1Mrs Stevens bekommt einen Schreck


Das rote Haus hielt in der schläfrigen Hitze des Sommernachmittags Siesta. Das Summen von Bienen über den Blumenrabatten, das Gurren von Tauben in den Ulmen, aus der Ferne das Surren eines Rasenmähers.

Es war die Stunde, in der selbst diejenigen, die dazu da waren, den anderen zu dienen, einen Moment für sich selbst hatten. Im Zimmer der Köchin, die Mr Mark Abletts Junggesellenhaushalt vorstand, machte Audrey Stevens, das hübsche Stubenmädchen, sich den Sonntagshut zurecht und plauderte mit der Tante.

»Für Joe?«, fragte Mrs Stevens mit Blick auf den Hut.

Audrey nickte. Sie nahm die Nadel aus dem Mund und steckte sie in den Hut.

»Er mag Rosa«, sagte sie.

»Ich auch«, sagte die Tante.

»Aber Rosa ist nicht jedermanns Geschmack«, sagte Audrey, streckte den Arm aus und betrachtete den Hut. »Schick, oder?«

»Dir steht er. Und in deinem Alter hätte er mir auch gestanden. Jetzt wäre er allerdings etwas zu auffällig, aber ich könnte ihn immer noch besser tragen als manche andere. Ich habe noch nie so getan, als wäre ich was anderes, als ich bin. Wenn ich fünfundfünfzig bin, bin ich eben fünfundfünfzig.«

»Du bist aber doch achtundfünfzig, oder?«

»Das war doch nur ein Beispiel«, sagte Mrs Stevens mit viel Würde.

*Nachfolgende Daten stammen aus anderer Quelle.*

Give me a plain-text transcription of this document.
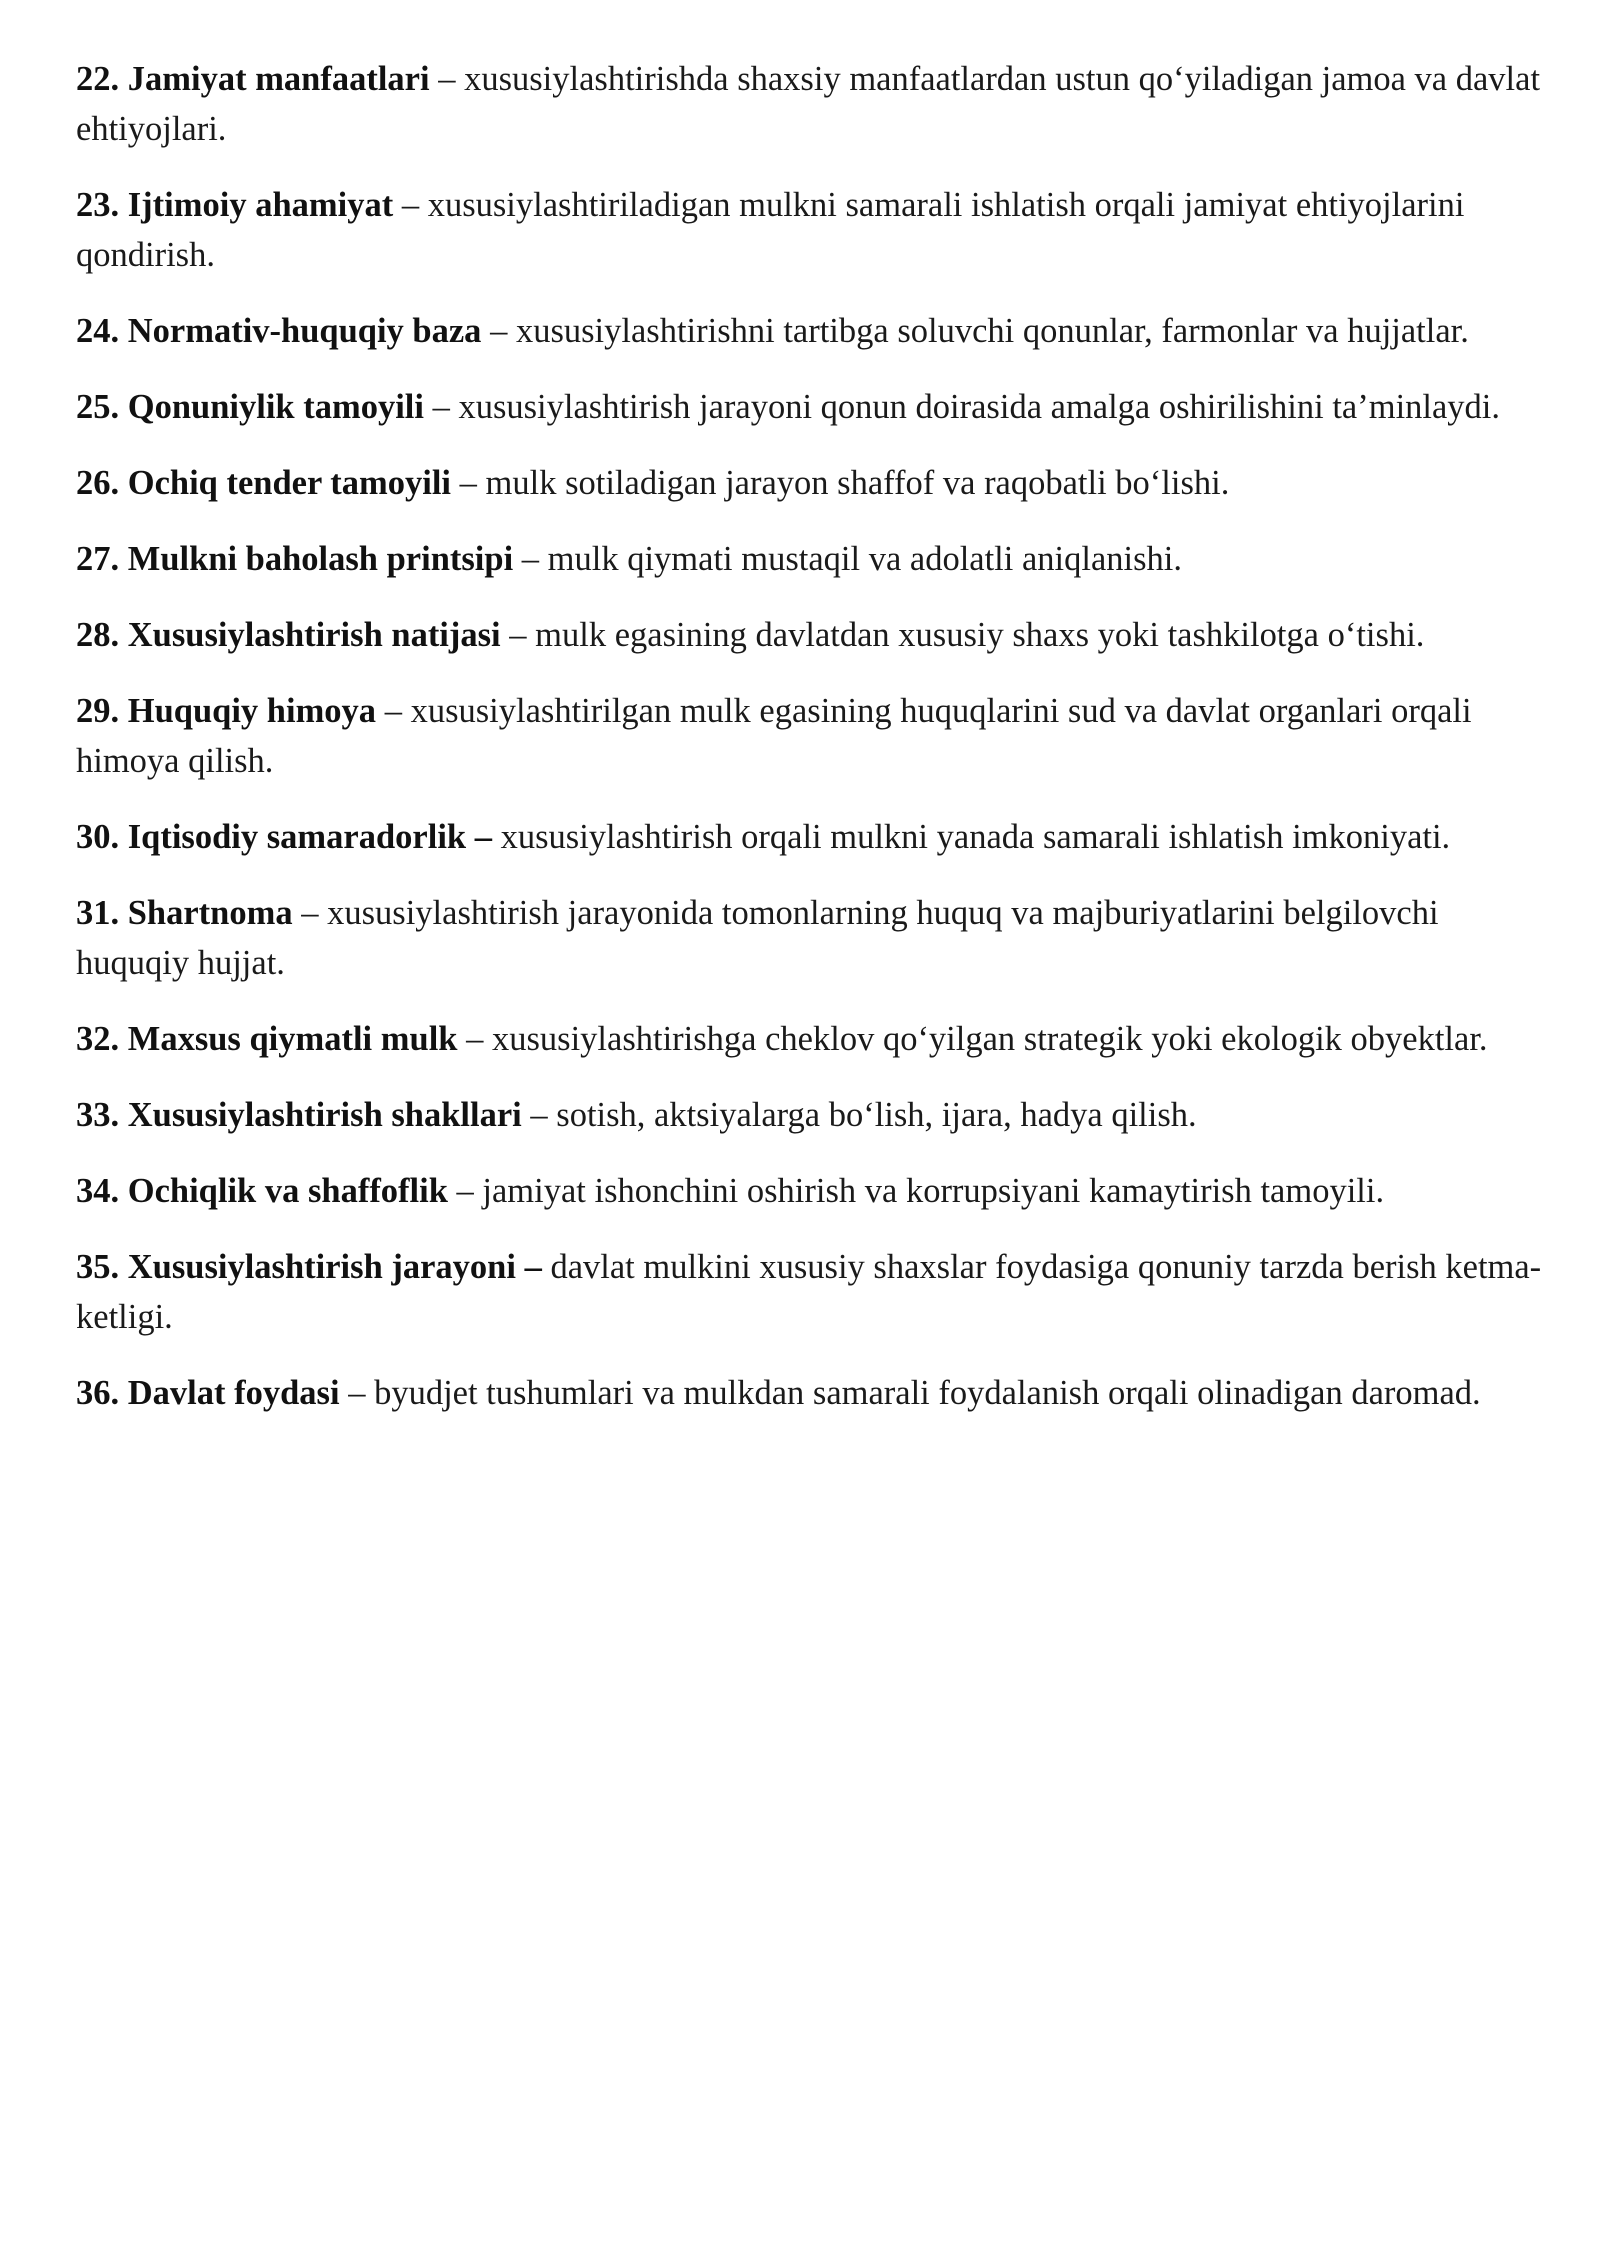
22. Jamiyat manfaatlari – xususiylashtirishda shaxsiy manfaatlardan ustun qo‘yiladigan jamoa va davlat ehtiyojlari.

23. Ijtimoiy ahamiyat – xususiylashtiriladigan mulkni samarali ishlatish orqali jamiyat ehtiyojlarini qondirish.

24. Normativ-huquqiy baza – xususiylashtirishni tartibga soluvchi qonunlar, farmonlar va hujjatlar.

25. Qonuniylik tamoyili – xususiylashtirish jarayoni qonun doirasida amalga oshirilishini ta’minlaydi.

26. Ochiq tender tamoyili – mulk sotiladigan jarayon shaffof va raqobatli bo‘lishi.

27. Mulkni baholash printsipi – mulk qiymati mustaqil va adolatli aniqlanishi.

28. Xususiylashtirish natijasi – mulk egasining davlatdan xususiy shaxs yoki tashkilotga o‘tishi.

29. Huquqiy himoya – xususiylashtirilgan mulk egasining huquqlarini sud va davlat organlari orqali himoya qilish.

30. Iqtisodiy samaradorlik – xususiylashtirish orqali mulkni yanada samarali ishlatish imkoniyati.

31. Shartnoma – xususiylashtirish jarayonida tomonlarning huquq va majburiyatlarini belgilovchi huquqiy hujjat.

32. Maxsus qiymatli mulk – xususiylashtirishga cheklov qo‘yilgan strategik yoki ekologik obyektlar.

33. Xususiylashtirish shakllari – sotish, aktsiyalarga bo‘lish, ijara, hadya qilish.

34. Ochiqlik va shaffoflik – jamiyat ishonchini oshirish va korrupsiyani kamaytirish tamoyili.

35. Xususiylashtirish jarayoni – davlat mulkini xususiy shaxslar foydasiga qonuniy tarzda berish ketma-ketligi.

36. Davlat foydasi – byudjet tushumlari va mulkdan samarali foydalanish orqali olinadigan daromad.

Audrey nahm ihr Nähzeug zur Hand, betrachtete einen Moment kritisch ihre Fingernägel und begann zu nähen. »Komisch, die Sache mit Mr Marks Bruder«, sagte sie. »Ich finde es nicht normal, wenn man seinen Bruder fünfzehn Jahre nicht sieht.« Sie lachte etwas befangen. »Ich weiß nicht, was ich tun würde, wenn ich fünfzehn Jahre von Joe getrennt wäre.«

»Ich habe es dir doch schon heute Morgen gesagt, Audrey«, sagte die Tante. »Ich bin jetzt ganze fünf Jahre hier in Stellung und habe nie ein Wort von einem Bruder gehört. Bei meiner Seele, seit ich hier bin, hat es keinen Bruder gegeben.«

»Also, mich hat doch fast der Schlag gerührt, als er heute beim Frühstück plötzlich von ihm zu sprechen begann. Ich weiß natürlich nicht, was er vorher gesagt hat, aber als ich ’reinkam – wegen der heißen Milch, glaube ich? Oder dem Toast? –, sprachen sie alle von diesem Bruder, und Mr Mark – du kennst ja seine Art – drehte sich zu mir um und sagte:

›Mein Bruder besucht mich heute Nachmittag. Ich erwarte ihn gegen drei. Führen Sie ihn ins Studio.‹

›Ja, Sir‹, sagte ich ganz ruhig, aber ich war selten in meinem Leben so erstaunt, denn woher soll ich denn wissen, dass er plötzlich einen Bruder hat?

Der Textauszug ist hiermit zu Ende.